Insurance company Legal & General (L&G) is to take over the pensions of 33,000 members of engineering giant Rolls-Royce’s retirement plan in the biggest-ever deal of its kind agreed in the UK. The pension buyout deal will see £4.6bn of Rolls-Royce pension scheme assets transferred to L&G, which will then be responsible for paying all benefits promised to members.
The deal is the latest in a series of pension buyouts announced by major companies with large final-salary pension schemes, in which members earn guaranteed retirement benefits. The transfers remove what is often companies’ biggest liability from the balance sheet. The cost of meeting pension promises extending decades into the future has been an increasing drag on the finances of many companies.
What’s in it for you?
For pension scheme members, meanwhile, the merits of a buyout deal may seem less clear cut. They move from having their pension looked after by an employer they know and trust to a position where their retirement benefits are managed by an insurance company with which they may have had no previous contact.
However, the deals do offer potential advantages for members, to whom all pension promises must be honoured. Most significantly, as thousands of savers have discovered in recent years, employers standing behind final-salary pension schemes can and do go bust. If there aren’t sufficient assets in the pension scheme to fund benefits, members must fall back on the Pension Protection Fund, which offers compensation in such cases. This can be an unnerving experience, particularly since the PPF caps compensation under certain circumstances.

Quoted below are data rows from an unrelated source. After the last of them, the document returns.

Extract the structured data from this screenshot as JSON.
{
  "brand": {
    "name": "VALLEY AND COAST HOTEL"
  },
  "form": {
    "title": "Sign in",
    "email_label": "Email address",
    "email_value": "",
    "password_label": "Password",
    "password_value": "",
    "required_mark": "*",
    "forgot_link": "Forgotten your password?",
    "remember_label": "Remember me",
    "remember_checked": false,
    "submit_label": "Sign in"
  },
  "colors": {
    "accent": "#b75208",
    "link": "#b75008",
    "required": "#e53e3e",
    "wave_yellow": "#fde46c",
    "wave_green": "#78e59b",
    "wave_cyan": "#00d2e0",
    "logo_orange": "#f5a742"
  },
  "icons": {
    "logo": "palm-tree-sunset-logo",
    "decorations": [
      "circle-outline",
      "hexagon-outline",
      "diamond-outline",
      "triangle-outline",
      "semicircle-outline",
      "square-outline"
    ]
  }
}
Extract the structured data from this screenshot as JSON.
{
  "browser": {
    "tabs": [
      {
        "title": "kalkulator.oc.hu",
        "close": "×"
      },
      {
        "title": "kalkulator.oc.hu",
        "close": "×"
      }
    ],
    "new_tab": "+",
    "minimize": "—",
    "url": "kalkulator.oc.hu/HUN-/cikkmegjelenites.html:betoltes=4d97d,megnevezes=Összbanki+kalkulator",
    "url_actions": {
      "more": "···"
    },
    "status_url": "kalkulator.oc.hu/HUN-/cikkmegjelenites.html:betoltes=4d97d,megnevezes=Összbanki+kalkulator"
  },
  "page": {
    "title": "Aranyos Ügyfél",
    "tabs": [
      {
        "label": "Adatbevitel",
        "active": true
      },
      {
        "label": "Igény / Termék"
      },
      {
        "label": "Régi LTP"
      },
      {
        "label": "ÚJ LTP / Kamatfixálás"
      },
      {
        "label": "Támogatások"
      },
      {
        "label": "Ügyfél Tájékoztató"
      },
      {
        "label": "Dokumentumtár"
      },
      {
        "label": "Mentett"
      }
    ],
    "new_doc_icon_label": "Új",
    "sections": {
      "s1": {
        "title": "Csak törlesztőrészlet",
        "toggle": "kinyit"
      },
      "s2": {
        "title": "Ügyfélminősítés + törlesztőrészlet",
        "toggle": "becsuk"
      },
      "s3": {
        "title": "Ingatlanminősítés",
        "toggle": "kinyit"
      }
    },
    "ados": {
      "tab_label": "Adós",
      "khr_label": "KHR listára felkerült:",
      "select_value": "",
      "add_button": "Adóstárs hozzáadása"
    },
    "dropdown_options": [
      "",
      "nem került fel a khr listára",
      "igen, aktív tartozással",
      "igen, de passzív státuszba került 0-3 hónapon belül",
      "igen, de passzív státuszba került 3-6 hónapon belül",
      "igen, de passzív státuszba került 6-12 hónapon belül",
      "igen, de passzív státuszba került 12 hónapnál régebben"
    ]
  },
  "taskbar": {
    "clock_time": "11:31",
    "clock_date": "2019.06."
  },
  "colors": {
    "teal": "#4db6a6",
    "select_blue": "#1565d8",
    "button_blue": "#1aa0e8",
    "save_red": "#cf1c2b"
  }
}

By contrast, insurers should offer greater security. They manage pension scheme assets on a ring-fenced basis and are closely supervised by financial regulators. A failure wiping out your pension is much less likely. For pension scheme members still working for the sponsoring employer, a buyout may also reduce the risk of the pension scheme itself causing the business financial trouble, and therefore improve their job security. Still, pension scheme trustees should not agree to pension buyout deals without careful scrutiny. Members whose pensions are transferred should expect to receive plenty of information from their schemes explaining the deal and the due diligence that has gone into it. If in doubt, seek further information. Contact the Pension Regulator, which polices final-salary pensions, if your concerns are not allayed.